I grow a beard every year, from the first of winter, to the first of spring. It’s a reminder that even though I live somewhere without black and white seasons, the days still pass.
Easy to get lost in all this sun.
My one-thousandth post. Took me seven years. A lot of time and work. I wonder now, have I accomplished anything? Was I even trying to? Have I gotten back what I put in? Absolutely.
I started doing all this when I was twenty years old, jobless, and in college. Thought employers might like it. Turns out they did. It brought me 2,700 miles to California, and changed my life forever.
I’m twenty-seven now, and still at it. After seven years, my work now rests in the homes of good friends and total strangers. The times I live in have allowed it to be seen and appreciated by tens of thousands of people, across entire oceans and languages. Weird and awesome to think about. I never set out to accomplish any of these things, but I’m glad I have. I’m sure this is all sounding a bit pretentious, but I don’t care. I am proud of what I’ve done here.
Said the same thing six years ago. The difference is, I thought it was artistic then. Now I see it’s just cowardice, and hurting what’s important. I’m trying.
Left to right, Shweb, Dan, Charlie, Frankie, Chris, me, and Anthony. I was probably 11. Was one hell of water balloon fight. Anthony’s mom, Sally, took this picture. I can’t imagine an image that better captures how we grew up.

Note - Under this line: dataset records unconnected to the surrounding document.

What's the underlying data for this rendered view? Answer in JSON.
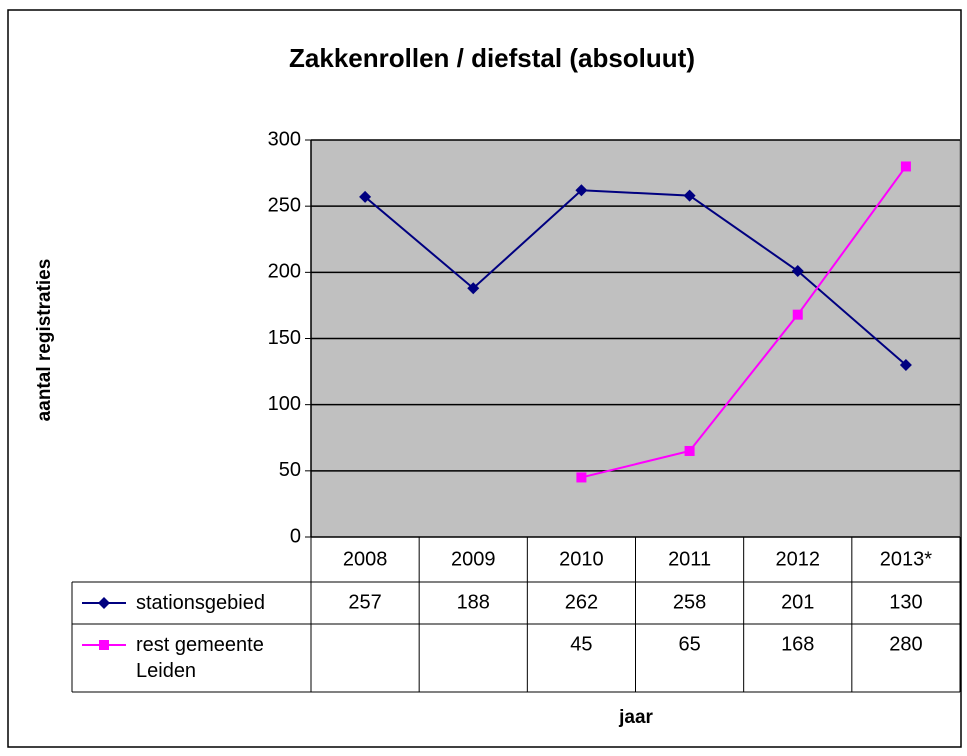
{
  "chart_data": {
    "type": "line",
    "title": "Zakkenrollen / diefstal (absoluut)",
    "y_label": "aantal registraties",
    "x_label": "jaar",
    "categories": [
      "2008",
      "2009",
      "2010",
      "2011",
      "2012",
      "2013*"
    ],
    "series": [
      {
        "name": "stationsgebied",
        "color": "#000080",
        "marker": "diamond",
        "values": [
          257,
          188,
          262,
          258,
          201,
          130
        ]
      },
      {
        "name": "rest gemeente Leiden",
        "color": "#ff00ff",
        "marker": "square",
        "values": [
          null,
          null,
          45,
          65,
          168,
          280
        ]
      }
    ],
    "ylim": [
      0,
      300
    ],
    "yticks": [
      0,
      50,
      100,
      150,
      200,
      250,
      300
    ],
    "grid": true,
    "plot_background": "#c0c0c0",
    "data_table": true
  }
}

We’d spend our days seeing who could throw what the farthest. Who was the fastest. Who was the bravest, which typically entailed wrestling Frankie. He had such a strength advantage, that anyone only ever agreed to wrestle him if he was on his knees. We were wild and we ran like it, and the suburbs was our place to do it. Couldn’t have gown up anywhere better. Not specifically my hometown, but just the fact that it was the suburbs.

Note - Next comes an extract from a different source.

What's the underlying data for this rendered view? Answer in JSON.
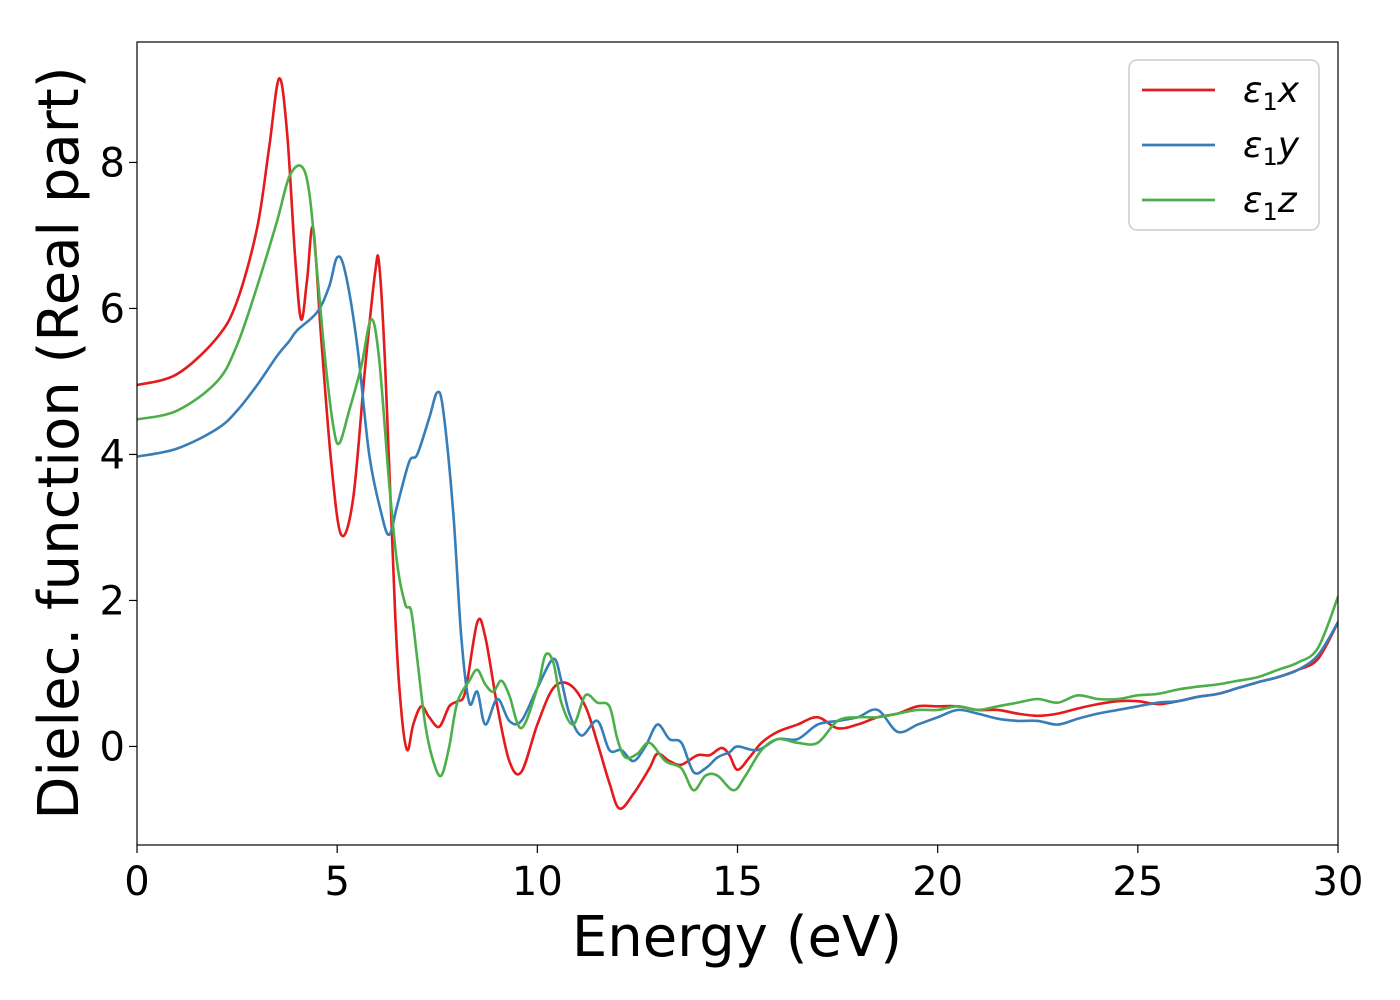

I live in the urban sprawl of Los Angeles now, a long ways from my hometown. I like it here, but didn’t always. It’s the people I’ve found and the girl I love that make it what it is for me. It’s where I belong now, but I couldn’t imagine being a kid here. I don’t know that I could have grown if not in suburban soil. I don’t know that any kid could. Confinement and wild freedom seem at odds. For that, I think some far off day, I may belong to those suburbs again.